Reputation: 39
I'm trying to run a javascript function with values but gets the answer val is undefined.
I want to append this value
Function run
myufunc("test msg");
code
function myufunc(val){
var script = document.createElement("script");
script.type = "text/javascript";
script.text = 'alert(val);';
document.body.appendChild(script);
}
Upvotes: 2
Views: 87
Reputation: 64526
The issue is val
is only available in the myufunc
scope, and when your script is appended, it is executed in the global scope, not your function scope. Thus, val
is not defined in the global scope.
A solution is to create a global variable and set its value to val
, then use the global in the alert.
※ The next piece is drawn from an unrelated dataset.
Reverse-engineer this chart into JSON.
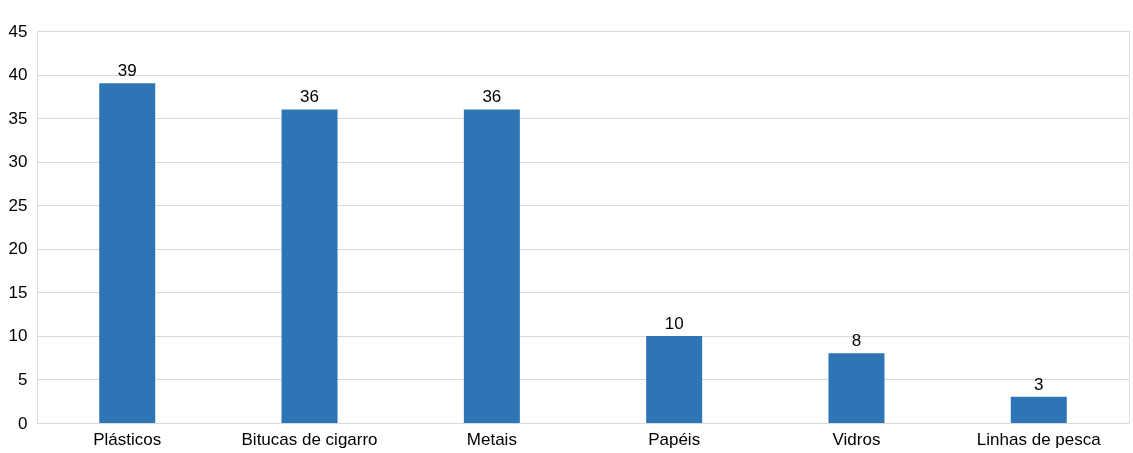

Using this way, there is no need to concatenate the variable into the string, and so you don't have the problem of the variable containing quotes and breaking the string.
function myufunc(val){
myValue = val; // create global
var script = document.createElement("script");
script.type = "text/javascript";
script.text = 'alert(myValue);'; // use the global
document.body.appendChild(script);
}
The following will all work:
myufunc('test');
myufunc('tes"t');
myufunc("tes't");
Upvotes: 0
Reputation: 5358
First, "int" is a reserved word in Javascript-
https://developer.mozilla.org/en-US/docs/Web/JavaScript/Reference/Reserved_Words
Second, you are using "val" as if it were a string, not a variable.
init("test msg");
function init(val){
var script = document.createElement("script");
script.type = "text/javascript";
script.text = 'alert('+val+');';
document.body.appendChild(script);
}
Upvotes: 1
Reputation: 63797
The problem is that your created script-tag will contain alert(val)
, but val
hasn't been initialized; it does exists inside your function - but the newly created script-element have no idea what val
you are referring to.
You probably want the element to end up containing alert("test msg");
:
function f(val){
var script = document.createElement("script");
script.type = "text/javascript";
script.text = 'alert("' + val + '");';
document.body.appendChild(script);
}
f ("test msg"); // will create a <script> containing `alert("test msg");`
Note: since we are manually wrapping the contents of val
with double-quotes, be careful so that the passed in value itself doesn't contain a double-quote "
; this will break the "generated" code.
Upvotes: 7
Reputation: 35276
int is a reserved word in JavaScript, so definitely don't use it. That's most likely the reason your code isn't working properly.